Comme l'an dernier avec Arras, c'est Compiègne qui « accueillait » le RC Lens au stade Bollaert pour le compte de ces 32èmes de finale de Coupe de France en retard. En s'imposant sur la plus faible des marges (1-0), les Lensois ont fait le job sans faire de zèle. Le Lens-OM des 16èmes de finale aura une autre gueule, c'est évident.
Face à une équipe composée en majorité de joueurs issus de centres de formation, Jean-Guy Wallemme a décidé de laisser quelques cadres au repos, offrant ainsi à Hamdi Kasraoui l'occasion de jouer son premier match officiel dans les buts. Milovanovic donne le ton dès la troisième minute sur coup-franc, une « mine » repoussée des deux poings par Loïc Vincent, le portier picard. Ce dernier réalisera une nouvelle prouesse en se détendant comme un chat sur une tête d'Akalé (16e). Compiegne n'est pas en reste et Kasraoui sauve sur sa ligne une tête déviée de Chrétien. Le libéro sera malheureusement moins véloce lorsque au sortir d'une action confuse dans la surface, il détourne la reprise de Maoulida dans ses propres buts (43e). Le plus dur est fait pour Lens face à ces vaillants compiégnois transcendés par ce rendez-vous historique pour le club (c'est la première fois de son histoire qu'il se frotte à un pensionnaire de Ligue 1).

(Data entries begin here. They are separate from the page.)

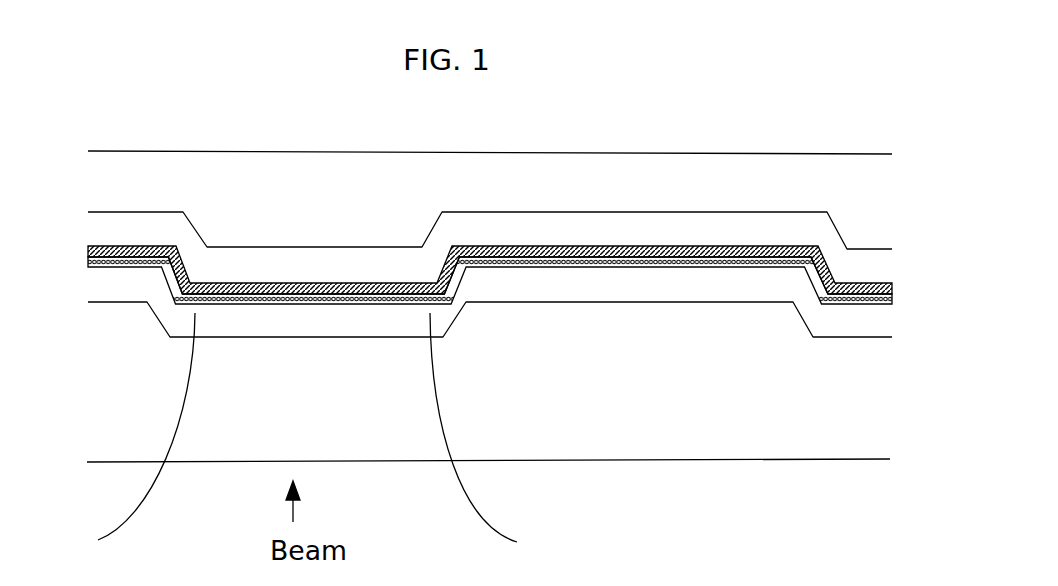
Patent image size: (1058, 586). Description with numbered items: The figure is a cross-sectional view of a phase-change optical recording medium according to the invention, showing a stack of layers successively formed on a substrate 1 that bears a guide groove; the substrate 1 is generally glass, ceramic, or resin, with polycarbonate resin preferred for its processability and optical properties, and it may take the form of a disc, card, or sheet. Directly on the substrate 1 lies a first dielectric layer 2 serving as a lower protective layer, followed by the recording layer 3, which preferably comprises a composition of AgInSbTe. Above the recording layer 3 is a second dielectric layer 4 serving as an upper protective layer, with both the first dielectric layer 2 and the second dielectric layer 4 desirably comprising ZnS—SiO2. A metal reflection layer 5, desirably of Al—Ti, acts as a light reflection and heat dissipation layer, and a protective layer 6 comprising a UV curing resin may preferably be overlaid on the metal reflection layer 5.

The substrate 1 is at (488, 423).
The first dielectric layer 2 is at (490, 303).
The recording layer 3 is at (92, 263).
The second dielectric layer 4 is at (88, 247).
The metal reflection layer 5 is at (490, 230).
The protective layer 6 is at (490, 172).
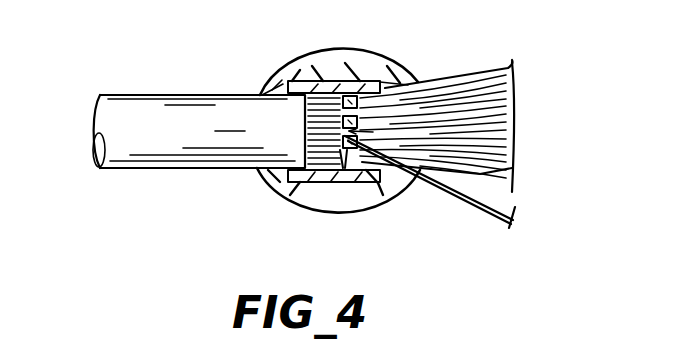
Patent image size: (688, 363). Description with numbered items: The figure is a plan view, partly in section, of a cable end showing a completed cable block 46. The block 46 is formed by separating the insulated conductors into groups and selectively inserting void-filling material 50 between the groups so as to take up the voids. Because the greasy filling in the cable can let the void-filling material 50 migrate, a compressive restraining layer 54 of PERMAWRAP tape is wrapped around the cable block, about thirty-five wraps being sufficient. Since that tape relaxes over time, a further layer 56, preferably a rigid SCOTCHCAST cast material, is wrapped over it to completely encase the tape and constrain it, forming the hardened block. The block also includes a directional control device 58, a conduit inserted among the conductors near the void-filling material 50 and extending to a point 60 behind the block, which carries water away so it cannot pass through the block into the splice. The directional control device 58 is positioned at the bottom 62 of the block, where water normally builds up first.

The block 46 is at (245, 78).
The void-filling material 50 is at (344, 98).
The layer of PERMAWRAP tape 54 is at (375, 84).
The further layer 56 is at (292, 82).
The directional control device 58 is at (458, 198).
The point behind the block 60 is at (305, 183).
The bottom of the block 62 is at (338, 157).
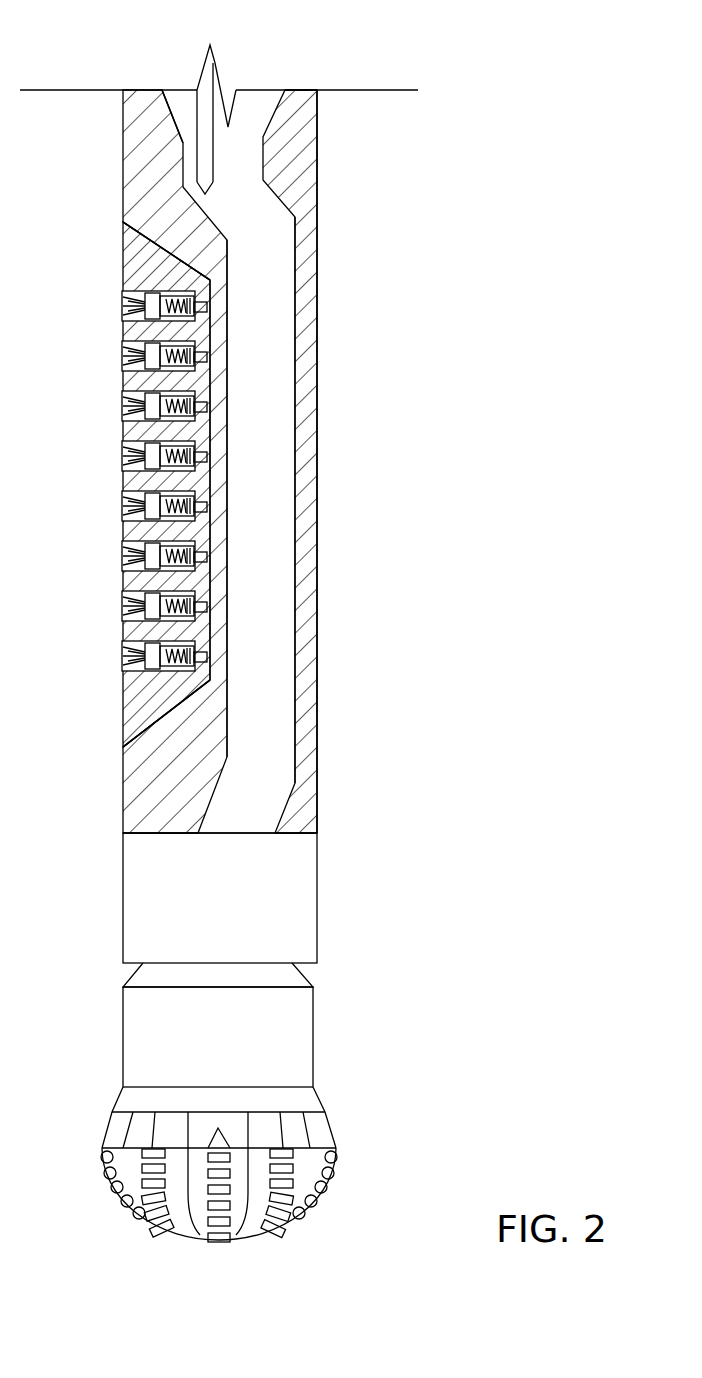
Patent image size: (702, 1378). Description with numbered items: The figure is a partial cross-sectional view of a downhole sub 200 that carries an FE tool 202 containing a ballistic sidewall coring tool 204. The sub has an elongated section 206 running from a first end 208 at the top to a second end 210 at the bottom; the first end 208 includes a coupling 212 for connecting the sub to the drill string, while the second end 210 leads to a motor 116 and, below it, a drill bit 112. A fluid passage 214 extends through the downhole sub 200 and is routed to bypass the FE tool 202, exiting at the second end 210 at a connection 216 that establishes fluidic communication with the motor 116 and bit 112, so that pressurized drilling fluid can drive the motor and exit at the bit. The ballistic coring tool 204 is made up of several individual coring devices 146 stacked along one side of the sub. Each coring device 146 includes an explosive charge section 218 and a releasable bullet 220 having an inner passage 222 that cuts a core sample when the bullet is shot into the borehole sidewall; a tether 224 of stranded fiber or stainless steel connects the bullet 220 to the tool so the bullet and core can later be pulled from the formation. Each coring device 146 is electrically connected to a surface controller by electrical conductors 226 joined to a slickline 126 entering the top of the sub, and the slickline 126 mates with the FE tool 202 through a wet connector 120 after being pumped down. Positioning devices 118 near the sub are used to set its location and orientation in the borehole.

The drill bit 112 is at (106, 1131).
The motor 116 is at (123, 898).
The positioning devices 118 is at (123, 1042).
The wet connector 120 is at (213, 178).
The slickline 126 is at (200, 127).
The coring devices 146 is at (122, 468).
The downhole sub 200 is at (318, 204).
The FE tool 202 is at (123, 158).
The ballistic sidewall coring tool 204 is at (123, 243).
The elongated section 206 is at (318, 565).
The first end 208 is at (292, 89).
The second end 210 is at (317, 833).
The coupling 212 is at (168, 112).
The fluid passage 214 is at (293, 423).
The connection 216 is at (148, 720).
The explosive charge section 218 is at (180, 690).
The releasable bullet 220 is at (155, 545).
The inner passage 222 is at (133, 645).
The tether 224 is at (173, 597).
The electrical conductors 226 is at (135, 442).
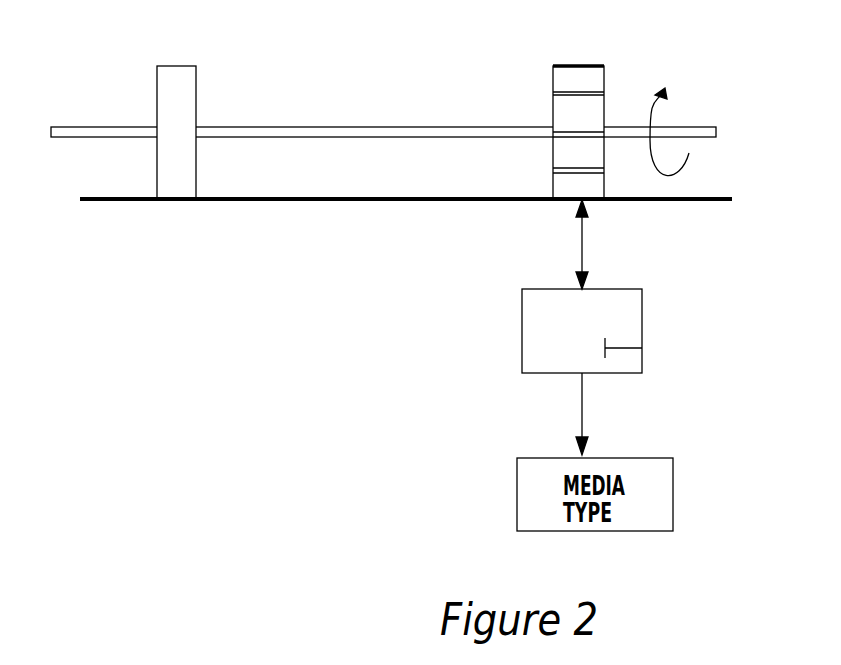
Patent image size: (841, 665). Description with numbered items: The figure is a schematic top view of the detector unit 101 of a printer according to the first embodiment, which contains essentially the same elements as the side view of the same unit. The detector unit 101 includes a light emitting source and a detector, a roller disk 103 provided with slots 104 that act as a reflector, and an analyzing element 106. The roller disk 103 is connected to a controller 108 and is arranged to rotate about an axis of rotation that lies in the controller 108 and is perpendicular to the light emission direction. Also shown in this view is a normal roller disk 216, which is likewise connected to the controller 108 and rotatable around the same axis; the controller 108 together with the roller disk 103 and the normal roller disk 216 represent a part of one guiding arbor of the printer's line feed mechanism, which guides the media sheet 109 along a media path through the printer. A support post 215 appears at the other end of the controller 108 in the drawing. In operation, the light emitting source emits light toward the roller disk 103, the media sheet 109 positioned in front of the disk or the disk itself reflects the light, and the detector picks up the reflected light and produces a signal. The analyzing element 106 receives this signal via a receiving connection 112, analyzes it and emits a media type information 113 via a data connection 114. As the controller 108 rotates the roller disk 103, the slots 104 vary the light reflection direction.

The detector unit 101 is at (423, 477).
The roller disk 103 is at (578, 113).
The slots 104 is at (565, 128).
The analyzing element 106 is at (632, 363).
The controller 108 is at (355, 127).
The media sheet 109 is at (307, 200).
The receiving connection 112 is at (573, 338).
The media type information 113 is at (583, 413).
The data connection 114 is at (618, 338).
The support post 215 is at (178, 66).
The normal roller disk 216 is at (400, 33).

À la reprise, Compiègne avec un tir contré in extremis de Stanger (50e) rappelle aux Lensois qu'il ne lâchera pas l'affaire. Dommage qu'Akalé, sur un centre parfait de Boukari n'ait pas eu ce soupçon de réussite pour éteindre définitivement les espoirs oisiens (57e). Alors les Jaunes et Bleus y croient toujours, laissant planer une note de suspens pour les 4 839 spectateurs présents. Lens laisse venir et tente de placer le contre « qui tue ». C'eut pu être le cas si une fois de plus si Vincent ne s'était à nouveau interposé sur une tête bien placée de Maoulida (88e). Les prolongations auraient pu se dessiner dans le temps additionnel sans une intervention de Kasraoui sur un essai de Oukadi mais on en restera sur ce score, reflet d'une équipe artésienne sérieuse mais qui n'avait pas pour autant envie de lâcher les chevaux. En attendant, le Racing a décroché le droit de recevoir Marseille le 2 ou le 3 février prochain. Sûr qu'à cette occasion, l'affluence ne sera pas aussi maigrelette que ce samedi.